月光洒在窗台上,照亮了两人密谋的身影。在这静谧的夜晚里,一场惊心动魄的较量正在悄然展开。李尚书知道,自己已经卷入了这场风暴之中,无法脱身。他只能寄希望于三皇子最终能够成功,否则等待他的将是万劫不复的深渊。
次日一大早天边泛起淡淡的鱼肚白,微风轻拂,带着夜露的清新和朝阳的暖意。两旁的街道上,石板路还残留着昨夜的凉意,偶尔有几片早起的落叶随风轻舞,打破了清晨的宁静。
府内丫鬟们早已起床,忙碌地打扫庭院,整理房间。清晨的阳光透过轻纱般的窗幔,洒在李筱沫闺房的雕花檀木桌上。阿万轻手轻脚地走进房间,手中托着一个精致的托盘,上面摆放着各式梳妆用品:玉簪、金钗、珍珠耳环,以及一盒盒色泽鲜艳的脂粉。
她走到床前,见李筱沫已经醒来,正慵懒地靠在床头,一双秋水般的眸子半开半合,仿佛还沉浸在昨夜的梦境之中。阿万微微一笑,轻声唤唤道:“小姐,该起身梳妆了。”
李筱沫微微颔首,阿万便上前,轻轻扶起李筱沫,将她带到梳妆台前坐下。她先拿起一块柔软的丝帕,蘸了些许清水,为小姐轻轻擦拭面庞,将昨夜的倦意一并拭去。

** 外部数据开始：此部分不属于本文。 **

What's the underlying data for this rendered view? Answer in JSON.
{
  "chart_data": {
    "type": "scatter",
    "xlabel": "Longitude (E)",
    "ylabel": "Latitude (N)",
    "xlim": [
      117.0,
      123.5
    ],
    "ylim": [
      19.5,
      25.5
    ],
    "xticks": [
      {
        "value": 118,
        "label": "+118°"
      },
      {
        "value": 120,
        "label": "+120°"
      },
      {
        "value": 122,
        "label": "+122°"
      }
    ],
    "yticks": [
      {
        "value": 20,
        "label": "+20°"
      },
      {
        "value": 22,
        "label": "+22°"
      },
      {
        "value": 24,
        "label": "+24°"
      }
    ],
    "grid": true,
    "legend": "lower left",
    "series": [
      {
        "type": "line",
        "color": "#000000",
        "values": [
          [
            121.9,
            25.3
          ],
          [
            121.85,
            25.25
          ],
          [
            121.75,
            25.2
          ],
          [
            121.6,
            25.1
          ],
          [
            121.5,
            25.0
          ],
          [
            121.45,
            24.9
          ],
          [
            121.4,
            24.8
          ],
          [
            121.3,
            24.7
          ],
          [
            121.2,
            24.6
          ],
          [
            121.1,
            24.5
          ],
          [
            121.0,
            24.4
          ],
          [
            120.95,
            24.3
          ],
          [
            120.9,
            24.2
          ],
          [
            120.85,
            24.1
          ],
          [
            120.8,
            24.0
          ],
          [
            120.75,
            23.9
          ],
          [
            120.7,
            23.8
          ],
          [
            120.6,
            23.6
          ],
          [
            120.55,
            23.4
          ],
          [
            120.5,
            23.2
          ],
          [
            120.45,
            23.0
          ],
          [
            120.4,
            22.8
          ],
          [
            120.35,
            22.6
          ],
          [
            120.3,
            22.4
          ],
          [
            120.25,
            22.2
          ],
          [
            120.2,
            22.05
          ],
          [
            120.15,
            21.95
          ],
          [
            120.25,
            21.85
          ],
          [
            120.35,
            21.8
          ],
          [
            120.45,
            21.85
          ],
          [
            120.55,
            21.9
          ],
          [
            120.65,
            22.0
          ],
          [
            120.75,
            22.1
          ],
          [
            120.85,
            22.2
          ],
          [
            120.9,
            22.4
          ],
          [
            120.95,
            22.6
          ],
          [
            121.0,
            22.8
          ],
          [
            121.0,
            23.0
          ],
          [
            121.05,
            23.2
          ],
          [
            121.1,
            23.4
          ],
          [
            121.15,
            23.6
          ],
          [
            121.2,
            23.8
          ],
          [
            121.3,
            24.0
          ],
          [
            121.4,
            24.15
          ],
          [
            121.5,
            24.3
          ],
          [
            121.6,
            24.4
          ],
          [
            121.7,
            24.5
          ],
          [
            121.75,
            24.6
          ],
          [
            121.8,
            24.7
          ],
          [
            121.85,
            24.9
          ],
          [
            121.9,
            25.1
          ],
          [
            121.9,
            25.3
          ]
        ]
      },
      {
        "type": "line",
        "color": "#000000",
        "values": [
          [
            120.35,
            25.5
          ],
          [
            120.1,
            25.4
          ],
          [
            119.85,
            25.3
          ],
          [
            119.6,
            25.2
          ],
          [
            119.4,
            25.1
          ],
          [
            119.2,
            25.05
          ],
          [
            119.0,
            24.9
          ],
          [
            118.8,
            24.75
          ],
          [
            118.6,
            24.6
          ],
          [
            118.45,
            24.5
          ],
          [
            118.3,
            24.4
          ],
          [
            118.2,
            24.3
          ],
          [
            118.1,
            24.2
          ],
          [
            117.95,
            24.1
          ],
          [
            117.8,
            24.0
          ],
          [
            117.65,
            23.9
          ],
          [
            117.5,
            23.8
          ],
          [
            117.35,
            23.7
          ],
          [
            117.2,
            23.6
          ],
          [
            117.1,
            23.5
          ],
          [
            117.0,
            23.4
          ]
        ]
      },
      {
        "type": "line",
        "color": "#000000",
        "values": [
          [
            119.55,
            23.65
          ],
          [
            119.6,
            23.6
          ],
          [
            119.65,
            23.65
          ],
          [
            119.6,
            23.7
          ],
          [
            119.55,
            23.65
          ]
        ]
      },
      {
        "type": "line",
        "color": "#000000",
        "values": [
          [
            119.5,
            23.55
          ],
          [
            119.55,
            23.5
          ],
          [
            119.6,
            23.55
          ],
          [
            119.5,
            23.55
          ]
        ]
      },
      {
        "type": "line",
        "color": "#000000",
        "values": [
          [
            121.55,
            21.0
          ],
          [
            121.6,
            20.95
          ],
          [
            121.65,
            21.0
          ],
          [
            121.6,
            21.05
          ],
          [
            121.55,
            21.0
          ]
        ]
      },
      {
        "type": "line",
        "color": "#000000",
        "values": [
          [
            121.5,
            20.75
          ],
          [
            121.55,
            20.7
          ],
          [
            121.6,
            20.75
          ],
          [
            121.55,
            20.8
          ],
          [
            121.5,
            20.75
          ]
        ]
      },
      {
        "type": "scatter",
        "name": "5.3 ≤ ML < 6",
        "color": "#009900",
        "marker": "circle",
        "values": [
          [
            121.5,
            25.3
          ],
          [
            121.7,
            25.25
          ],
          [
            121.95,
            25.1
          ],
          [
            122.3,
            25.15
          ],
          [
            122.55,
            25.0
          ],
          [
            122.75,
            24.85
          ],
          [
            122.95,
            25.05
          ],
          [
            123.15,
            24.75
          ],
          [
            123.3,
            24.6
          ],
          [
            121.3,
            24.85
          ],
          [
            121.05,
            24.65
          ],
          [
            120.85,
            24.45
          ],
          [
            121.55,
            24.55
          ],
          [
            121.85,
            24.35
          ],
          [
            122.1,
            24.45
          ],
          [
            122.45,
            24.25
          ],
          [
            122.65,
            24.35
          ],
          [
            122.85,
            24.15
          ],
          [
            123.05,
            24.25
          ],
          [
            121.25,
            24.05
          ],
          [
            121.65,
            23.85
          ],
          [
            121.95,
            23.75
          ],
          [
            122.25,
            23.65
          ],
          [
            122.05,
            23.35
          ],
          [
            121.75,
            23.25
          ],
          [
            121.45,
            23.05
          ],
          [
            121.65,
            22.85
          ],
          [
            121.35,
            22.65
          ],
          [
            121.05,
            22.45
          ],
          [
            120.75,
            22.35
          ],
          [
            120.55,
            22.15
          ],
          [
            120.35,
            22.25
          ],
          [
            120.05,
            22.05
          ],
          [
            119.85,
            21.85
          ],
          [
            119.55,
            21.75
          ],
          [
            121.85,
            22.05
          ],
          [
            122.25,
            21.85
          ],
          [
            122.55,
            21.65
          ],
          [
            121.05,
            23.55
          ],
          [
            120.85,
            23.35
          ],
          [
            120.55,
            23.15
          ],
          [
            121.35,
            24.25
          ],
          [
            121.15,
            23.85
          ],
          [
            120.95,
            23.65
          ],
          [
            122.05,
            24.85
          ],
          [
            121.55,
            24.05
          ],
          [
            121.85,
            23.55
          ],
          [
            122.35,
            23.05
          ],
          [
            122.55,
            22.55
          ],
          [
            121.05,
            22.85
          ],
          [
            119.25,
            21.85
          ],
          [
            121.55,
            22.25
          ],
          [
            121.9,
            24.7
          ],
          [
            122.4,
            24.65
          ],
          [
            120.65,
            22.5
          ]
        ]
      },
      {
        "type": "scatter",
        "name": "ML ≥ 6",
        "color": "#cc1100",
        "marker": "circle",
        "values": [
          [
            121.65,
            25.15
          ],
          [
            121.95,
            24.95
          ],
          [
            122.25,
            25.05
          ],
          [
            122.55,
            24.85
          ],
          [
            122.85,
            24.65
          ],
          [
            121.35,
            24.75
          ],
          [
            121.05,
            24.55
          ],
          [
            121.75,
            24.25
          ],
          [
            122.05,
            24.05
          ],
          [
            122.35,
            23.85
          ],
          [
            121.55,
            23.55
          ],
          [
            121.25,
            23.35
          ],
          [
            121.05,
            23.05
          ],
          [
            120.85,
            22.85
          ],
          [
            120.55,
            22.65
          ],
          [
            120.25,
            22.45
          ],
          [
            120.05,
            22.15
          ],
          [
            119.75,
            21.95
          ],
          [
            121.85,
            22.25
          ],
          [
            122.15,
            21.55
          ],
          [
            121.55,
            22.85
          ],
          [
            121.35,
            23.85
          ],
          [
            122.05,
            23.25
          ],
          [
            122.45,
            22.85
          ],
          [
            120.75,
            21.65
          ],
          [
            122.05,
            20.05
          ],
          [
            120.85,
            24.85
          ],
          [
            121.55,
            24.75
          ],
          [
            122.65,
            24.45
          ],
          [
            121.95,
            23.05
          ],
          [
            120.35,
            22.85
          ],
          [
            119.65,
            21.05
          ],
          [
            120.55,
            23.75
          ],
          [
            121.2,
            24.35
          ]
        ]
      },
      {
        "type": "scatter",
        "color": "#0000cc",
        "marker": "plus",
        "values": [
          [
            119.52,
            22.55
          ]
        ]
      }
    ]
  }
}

阿万打开脂粉盒,用指腹轻轻沾取些许胭脂,在李筱沫的脸颊上轻轻晕染开来,如同朝霞映照在桃花之上,增添了几分娇艳。她又拿起一支细长的眉笔,顺着她的眉形轻轻描绘,使得原本就秀美的眉宇更加动人。
阿万拿起一把精致的玉梳,为她梳理起长发来。她的动作轻柔而熟练,看着阿万准备拿起的簪子,李筱沫笑着拒绝道“别那么复杂了,就用那根丝带挽起来就好。”
阿万拗不过李筱沫只能无奈的帮她把一头秀发挽起来。阿万退后几步,仔细端详着李筱沫的容颜,此时的李筱沫宛如一朵盛开的牡丹花,娇艳欲滴、光彩照人。
“小姐你可真好看。”阿万调皮的说道,“你这丫头,总不能每帮我梳妆一次都要说这句话吧,你不腻,我都听腻了啊!”李筱沫轻拍了下阿万的脑袋。
“来人啊!去大小姐的院子,让她到我书房来一趟。”这天清晨,李尚书迫不及待地差遣下人前去传话。昨晚发生的事情令他心急如焚,他必须立刻找李筱婉问个明白!
而此刻,李筱婉听闻父亲召唤她前往书房,不禁猛地一愣。父亲的书房向来是禁地,严禁她们踏入,小时候的她曾因误闯而遭受严厉训斥。今日为何会破例?
满心狐疑的李筱婉缓缓来到书房门前,轻叩门扉并轻声呼唤:“父亲。”片刻后,书房内传出李尚书的回应:“进来吧。”李筱婉深吸一口气,推开房门迈入其中,然后顺手关闭了房门。
李筱婉进入书房后,四处打量着只见房内,四壁皆立有高大的书架,架上整齐地摆放着各式各样的古籍,从经史子集到诗词歌赋,应有尽有。书页泛黄,边角微卷,看得出父亲经常翻阅。
目光所及,一张宽大的书桌置于中央,桌上摆放着文房四宝:笔、墨、纸、砚。那砚台古朴,墨色浓郁,散发着淡淡的墨香。
“婉儿啊,你母亲的事怪不得为父我,你也别怨恨为父。”李尚书看着眼前这个女儿,她一直以她为傲,从小也是放在掌心里疼爱,“父亲,婉儿不怪你,是母亲辜负了父亲,婉儿懂得是非对错。”李筱婉表现的异常乖巧懂事。
“那就好,今日叫你过来,为父是有件事想问你。”“你什么时候和三皇子扯上关系的?”李尚书盯着李筱婉的眼睛问道。
“三皇子?父亲为何这么问,婉儿并不识得三皇子啊。”“不识?那昨夜三皇子为何和为父说是你助他取得那样东西!”李尚书试图从李筱婉眼中看出什么,但看她好似真的完全不知情。
“父亲你是说那人是三皇子!?”李筱婉并不是蠢人,瞬间便明白父亲说的人是谁!